Brock swallowed, his throat working audibly at the combined one-two punch of seeing so much soft feminine skin while his senses were drenched with the coppery siren’s call of Jenna’s blood.

He must have growled his hunger out loud, because in that same instant, Jenna’s eyelids lifted, startled. No doubt he was a scary sight, looming over the operating table, his gaze rooted on her, every muscle and tendon in his body strung as tight as piano wire. But fearful or not, Jenna didn’t look away. She stared him down, unblinking, and he saw in her courageous hazel eyes a bit of the frontier cop he’d heard she used to be.

“Renata,” Tess said. “Will you help me move Jenna just a bit so we can get rid of these clothes?”

The two Breedmates worked in tandem, removing the bloodied jeans and his ruined duster while Brock could only stand there, immobilized by thirst and something else that ran even deeper.

“Okay,” Tess prompted, catching his heated gaze with a knowing look. She had scrubbed and dried her hands and was pulling on a pair of surgical gloves from a box on the rollaway tray. “I’ll begin whenever you’re ready, Brock.”

He reached out to Jenna and laid the palm of his hand against the side of her neck. She flinched at first, that uncertain gaze flicking up to meet his as if she might jerk away from his touch.

“Close your eyes,” he told her, an effort just to keep the hungered rasp from his voice. “It will be over in just a few minutes.”

Her chest rose and fell in rapid movement, her eyes locked on his, not quite trusting.

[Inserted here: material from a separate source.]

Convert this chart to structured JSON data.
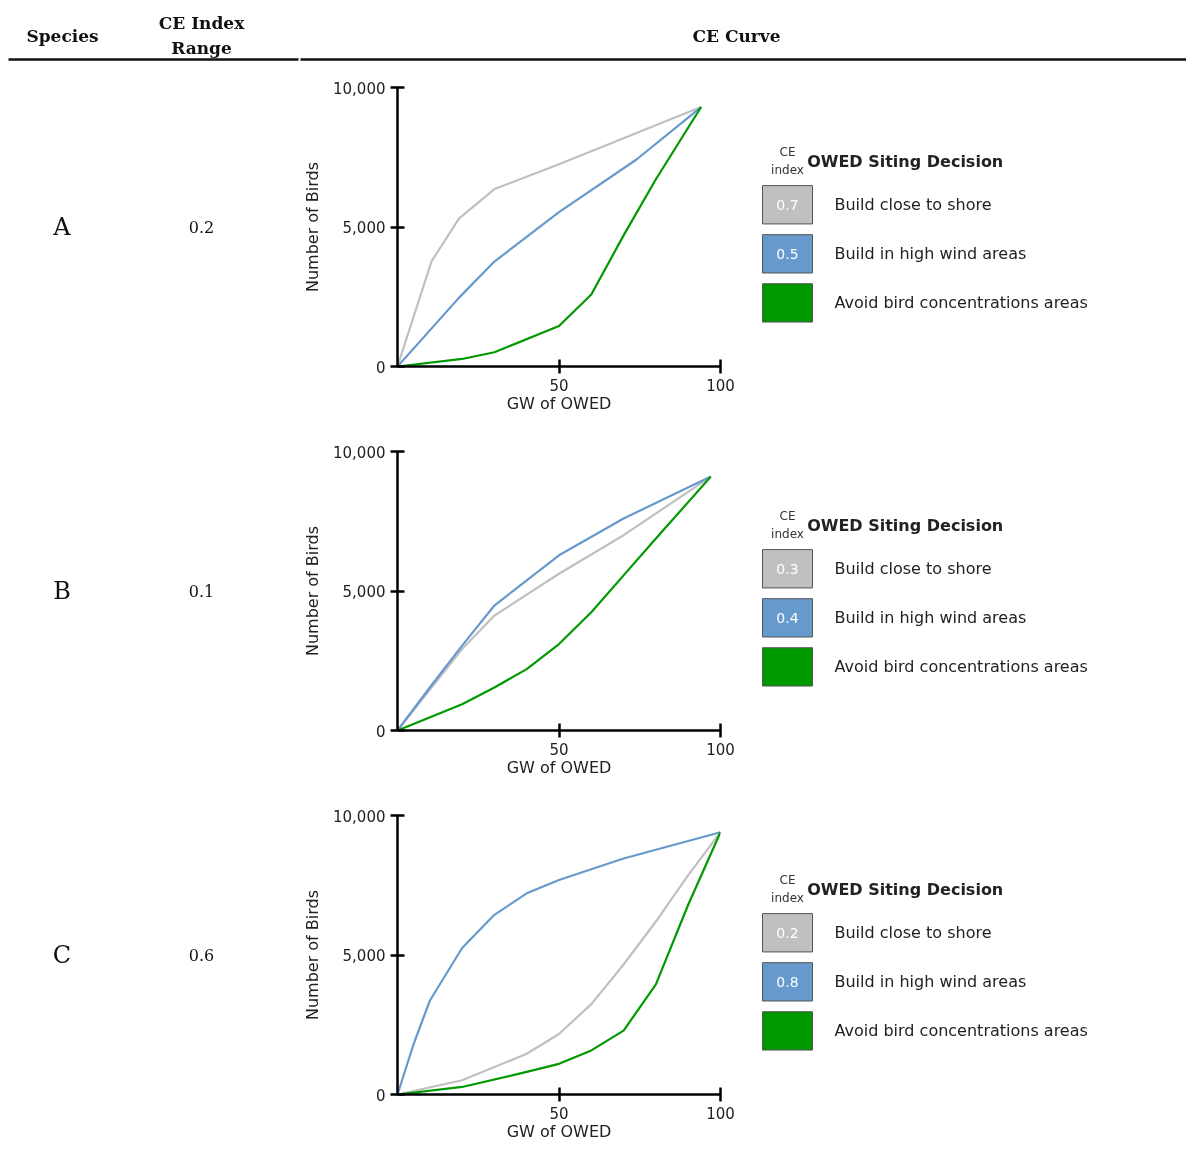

And why should she? He was born of the same stock as the creature that had terrorized her in Alaska. The way he looked right now, Brock figured it was a small wonder she didn’t leap up from the table and try to fend him off with one of Tess’s neatly arranged scalpels.

But as he gazed down at her, Jenna blew out a soft breath. Her eyes drifted closed. He felt the strong pound of her pulse beneath his thumb … then the first piercing jolt of pain as Tess began cleaning and tending Jenna’s wound.

Brock concentrated all his focus on keeping her comfortable, wrapping his talent around the acid burn of antiseptics and sharp, probing surgical instruments. He swallowed Jenna’s pain, idly aware of Tess’s efficient work as she retrieved the bullet from deep within the muscle of Jenna’s thigh.